Bola mata hijau emerald
milik Mr. Goyle mengamatiku sejenak, “Jadi kau Irene Gilmore siswi pindahan dari Sacred Heart Girls?” tanyanya.
Aku
mengangguk pelan mengiyakan. Aku bisa merasakan Carly terkejut
mendengarnya. Well, Sacred Heart
Girls College adalah sebuah sekolah Katolik menengah atas khusus puteri yang
cukup prestisius di seluruh Selandia Baru. Sekolah itu terkenal dengan kegiatan-kegiatan
yang dimilikinya. Konser musik orkestra dan produksi musikal tahunan adalah
salah satu dari sekian banyak kegiatan yang rutin diselenggarakan setiap tahun.
Kemudian Mr. Goyle tersenyum lebar membuatku bingung, “Kudengar
kau sering mengikuti festival musik?” tanyanya memastikan.

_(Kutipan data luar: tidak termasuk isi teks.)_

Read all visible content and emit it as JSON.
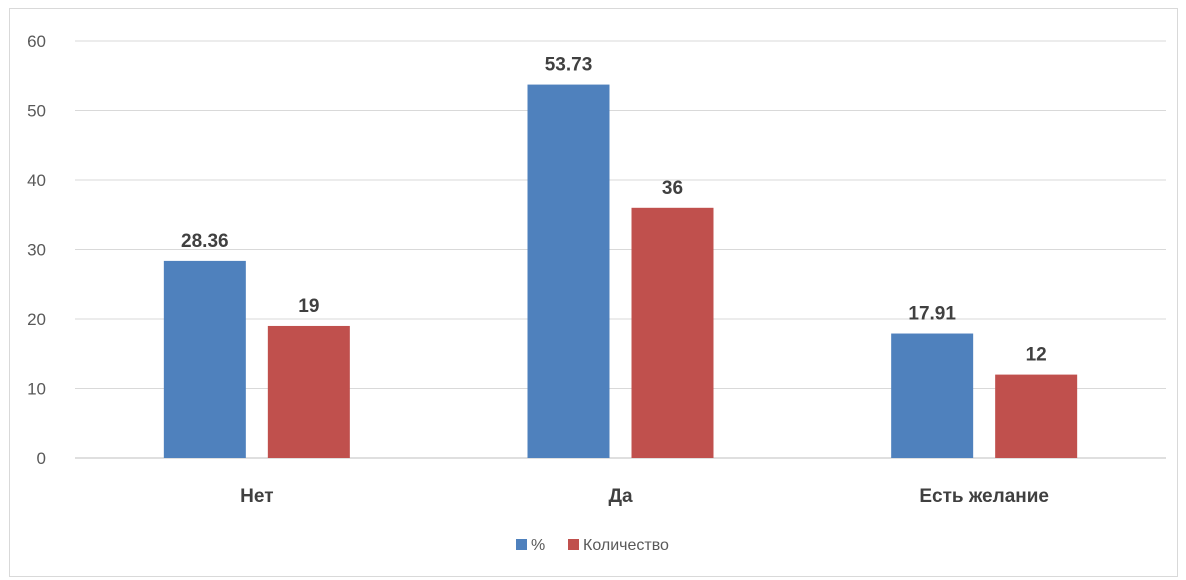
{
  "chart_data": {
    "type": "bar",
    "categories": [
      "Нет",
      "Да",
      "Есть желание"
    ],
    "series": [
      {
        "name": "%",
        "values": [
          28.36,
          53.73,
          17.91
        ],
        "color": "#4f81bd",
        "labels": [
          "28.36",
          "53.73",
          "17.91"
        ]
      },
      {
        "name": "Количество",
        "values": [
          19,
          36,
          12
        ],
        "color": "#c0504d",
        "labels": [
          "19",
          "36",
          "12"
        ]
      }
    ],
    "ylim": [
      0,
      60
    ],
    "yticks": [
      "0",
      "10",
      "20",
      "30",
      "40",
      "50",
      "60"
    ],
    "grid": true,
    "legend": "bottom",
    "title": "",
    "xlabel": "",
    "ylabel": ""
  }
}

Aku tersentak kaget, terkejut dengan apa yang
dikatakan oleh wali kelasku barusan. Secara naluriah aku menggenggam arloji
rusak pemberian Dad yang tersembunyi
di balik lengan kardigan yang kukenakan. Aku tidak
melewatkan ekspresi
Carly yang menatapku dengan penasaran.
“Tidak
juga,” sergahku, “Tapi dari
mana anda tahu sir?” tanyaku kepada Mr. Goyle yang sedang
mengeluarkan beberapa lembar kertas dari dalam file case.
“Nyonya Flyod yang memberitahuku,” kata Mr.
Goyle menyodorkan kertas-kertas yang dikeluarkannya kepadaku.
Aku tersenyum simpul menerima kertas-kertas itu. Well, kuharap bibi Corinne tidak bercerita lebih
dari itu. Kemudian aku mulai mengamati tiga lembar dokumen di hadapanku sebelum
mengeluarkan pulpen untuk mengisi data diri dan beberapa pertanyaan lainnya.
“Carly,” panggil
Mr. Goyle menganggetkan teman baruku yang terlihat melamun, “Antarkan Irene ke
kelas. Aku akan menyusul setelah bel tanda masuk berdering,” ucap Mr. Goyle
yang direspon oleh Carly dengan anggukan kepala.